Mr Ashworth said: “I’m so impressed by the work carried out by the Action Group and was moved to tears by one of their success stories. However, listening to these stories, you can sense the despair and hardship which is out there.
"The welfare state should be there to support people but the Government’s decision to continue with the National Insurance increase and to only increase benefits by 3.1 per cent means a real-terms cut which will push another 1.3m people into poverty.
"We wouldn’t be pushing ahead with the National Insurance rise and we would be placing a windfall tax on the gas and oil companies.”
Another demographic of concern is the impact of the cost of living on the city’s pensioners.
A statement from the Labour Party claimed that “507,274 pensioners living in the North East are set to be an average of £381 worse off this year” as a result of a state pension increase which falls well short of the eight per cent inflation average.
It’s a situation which is certainly being experienced at the Action Group.
Sam said: “We’ve seen a big increase in older people asking for help with many people asking about eligibility for pension credits which helps cover the cost of things like dental care.
"We’re seeing more older people attending our Bingo, Broth, and Bun and Pie, Peas and Bingo events. It allows people to get fed without losing their dignity of having to ask for help – something which a lot of older people don’t want to do.
"It also gives them somewhere to go to keep warm."
Mr Ashworth added: “Twelve years of incompetent Conservative governments have left retirees across the North East struggling to cope with the cost of living crisis.“Boris Johnson is imposing the biggest real-terms cut to the pension in 50 years.
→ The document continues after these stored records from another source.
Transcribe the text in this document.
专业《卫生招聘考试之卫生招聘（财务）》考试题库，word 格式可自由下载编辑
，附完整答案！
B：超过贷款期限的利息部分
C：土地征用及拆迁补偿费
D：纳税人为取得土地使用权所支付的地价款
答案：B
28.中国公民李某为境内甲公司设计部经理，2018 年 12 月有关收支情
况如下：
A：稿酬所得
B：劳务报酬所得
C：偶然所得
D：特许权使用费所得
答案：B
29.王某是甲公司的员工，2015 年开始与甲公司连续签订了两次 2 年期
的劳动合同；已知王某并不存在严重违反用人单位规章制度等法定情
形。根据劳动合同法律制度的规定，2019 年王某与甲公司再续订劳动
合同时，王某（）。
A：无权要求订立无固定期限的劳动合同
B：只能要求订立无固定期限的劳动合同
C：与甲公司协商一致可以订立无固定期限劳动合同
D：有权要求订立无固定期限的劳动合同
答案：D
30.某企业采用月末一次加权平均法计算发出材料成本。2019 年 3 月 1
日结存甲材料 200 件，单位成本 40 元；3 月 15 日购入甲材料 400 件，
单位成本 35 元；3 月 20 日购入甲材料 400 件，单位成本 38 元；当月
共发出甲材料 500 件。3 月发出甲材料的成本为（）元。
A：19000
Coming on top of heating bills through the roof and prices rising, Boris Johnson’s pensions betrayal means many of Britain’s retirees are facing impossible choices between heating and eating.”
Responding to the situation a Government spokesperson said: “We recognise the pressures people are facing with the cost of living, which is why we’re providing support worth over £22 billion across this financial year to help.
“From April, the full yearly amount of the basic State Pension will be over £2,300 higher than in 2010 and we continue to work with stakeholders and others to increase awareness of Pension Credit, with the number of new claims 30 per cent higher in 2021 compared to 2019.”